The energy cost of this approach was manageable when electricity was cheap and climate was stable. Neither condition holds now. Glass curtain-wall buildings, with their large unshaded window areas, require enormous heating and cooling loads to maintain comfortable interior temperatures. As exterior temperatures become more extreme, those loads grow. Roaf, who is Emeritus Professor of Architectural Engineering at Heriot Watt University, describes continuing down this path as "a dead-end generation of unadaptable and thermally dangerous buildings that require so much energy to remain habitable, that only the very wealthiest will be able to afford to occupy them."
What climate-ready design actually looks like
The book draws on examples from traditional and contemporary architecture across multiple climatic zones. Mongolian yurts, Maori philosophy on human wellbeing, innovative naturally ventilated buildings in South East Asia, and community infrastructure strategies from Sweden all appear as sources of transferable principles.
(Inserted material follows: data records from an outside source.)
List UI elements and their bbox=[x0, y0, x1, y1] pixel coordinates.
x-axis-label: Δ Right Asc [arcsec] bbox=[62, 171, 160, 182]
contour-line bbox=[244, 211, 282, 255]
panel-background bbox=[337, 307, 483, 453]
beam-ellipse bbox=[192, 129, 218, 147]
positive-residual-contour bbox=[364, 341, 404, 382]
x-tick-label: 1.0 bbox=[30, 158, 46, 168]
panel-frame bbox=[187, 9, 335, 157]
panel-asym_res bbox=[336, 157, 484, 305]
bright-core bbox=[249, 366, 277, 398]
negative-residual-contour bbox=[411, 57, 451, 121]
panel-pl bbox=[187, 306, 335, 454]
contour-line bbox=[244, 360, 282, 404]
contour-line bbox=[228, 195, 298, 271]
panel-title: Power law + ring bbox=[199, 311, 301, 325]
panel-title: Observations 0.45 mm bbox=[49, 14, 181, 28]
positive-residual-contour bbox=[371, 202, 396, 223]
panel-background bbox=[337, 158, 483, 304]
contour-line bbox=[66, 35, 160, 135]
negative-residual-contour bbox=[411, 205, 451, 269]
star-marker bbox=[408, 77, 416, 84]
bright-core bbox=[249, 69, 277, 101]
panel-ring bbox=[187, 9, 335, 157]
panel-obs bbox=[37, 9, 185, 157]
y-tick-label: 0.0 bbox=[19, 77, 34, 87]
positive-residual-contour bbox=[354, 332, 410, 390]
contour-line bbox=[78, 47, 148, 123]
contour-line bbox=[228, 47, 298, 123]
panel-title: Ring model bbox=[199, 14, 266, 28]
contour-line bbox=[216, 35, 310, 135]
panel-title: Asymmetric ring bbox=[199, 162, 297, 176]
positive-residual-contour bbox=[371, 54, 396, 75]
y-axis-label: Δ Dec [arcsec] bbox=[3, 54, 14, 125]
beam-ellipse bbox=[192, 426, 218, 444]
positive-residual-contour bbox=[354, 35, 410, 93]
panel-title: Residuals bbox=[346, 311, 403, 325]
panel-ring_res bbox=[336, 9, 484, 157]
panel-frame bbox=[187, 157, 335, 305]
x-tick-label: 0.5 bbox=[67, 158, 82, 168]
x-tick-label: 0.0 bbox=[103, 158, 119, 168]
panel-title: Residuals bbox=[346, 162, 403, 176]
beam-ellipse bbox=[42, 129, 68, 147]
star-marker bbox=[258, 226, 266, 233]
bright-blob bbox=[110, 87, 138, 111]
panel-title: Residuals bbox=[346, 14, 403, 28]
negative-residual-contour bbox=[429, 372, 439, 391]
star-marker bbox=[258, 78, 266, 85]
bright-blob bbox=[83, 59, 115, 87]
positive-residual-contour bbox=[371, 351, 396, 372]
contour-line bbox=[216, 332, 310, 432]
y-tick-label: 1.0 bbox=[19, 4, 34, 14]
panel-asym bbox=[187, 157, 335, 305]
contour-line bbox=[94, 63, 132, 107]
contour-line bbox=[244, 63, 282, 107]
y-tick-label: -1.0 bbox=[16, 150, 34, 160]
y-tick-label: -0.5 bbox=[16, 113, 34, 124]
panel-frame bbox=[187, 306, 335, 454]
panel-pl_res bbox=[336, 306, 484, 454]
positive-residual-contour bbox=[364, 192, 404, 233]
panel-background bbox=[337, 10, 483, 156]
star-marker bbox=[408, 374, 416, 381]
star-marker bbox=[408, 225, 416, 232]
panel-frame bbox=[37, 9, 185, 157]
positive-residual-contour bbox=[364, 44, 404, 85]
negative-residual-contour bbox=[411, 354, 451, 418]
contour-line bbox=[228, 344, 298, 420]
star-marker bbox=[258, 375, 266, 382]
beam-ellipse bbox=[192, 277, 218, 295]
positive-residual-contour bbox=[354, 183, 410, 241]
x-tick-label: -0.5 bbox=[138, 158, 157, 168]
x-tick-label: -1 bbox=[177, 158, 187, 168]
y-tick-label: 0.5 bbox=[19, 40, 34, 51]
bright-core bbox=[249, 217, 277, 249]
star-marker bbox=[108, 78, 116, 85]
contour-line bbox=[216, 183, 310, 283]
The common thread is what the authors call "hybrid or mixed-mode" buildings: structures designed to maintain comfortable temperatures using passive means - natural ventilation, solar gain management, thermal mass - for as much of the year as possible, calling on mechanical systems only when passive approaches are insufficient. This is not a nostalgic return to pre-industrial construction. It requires careful climate analysis, materials knowledge, and architectural skill. What it does not require is burning continuously increasing amounts of energy to compensate for buildings that fight rather than work with their local environment.
One U.S. study cited in the book found that fear of crime during urban heat waves prevented residents from opening windows - a social factor that can override any architectural provision for natural ventilation. In Sweden, researchers found that older people meeting in a community hall experienced measurably better thermal comfort than they did alone in their homes at the same temperature. Comfort is physiologically real, and it is not exclusively a function of air temperature.
Who needs to act and how
The practical changes required span multiple levels. Individual architects and engineers need training in passive design principles that current curricula often underemphasize. Building codes need thermal performance standards that account for extreme conditions rather than average conditions. Urban planning needs to address the heat island effects of dense, hard-surfaced cities that amplify already dangerous heat events.
The book's framing is deliberately urgent. It does not present these changes as desirable refinements but as necessities - a response to a trajectory in which thermally dangerous buildings become an equity issue, separating those who can afford to cool their homes from those who cannot. The authors conclude with a call to relearn from the wisdom of traditional builders worldwide who have always designed for the extremes their climates actually produce.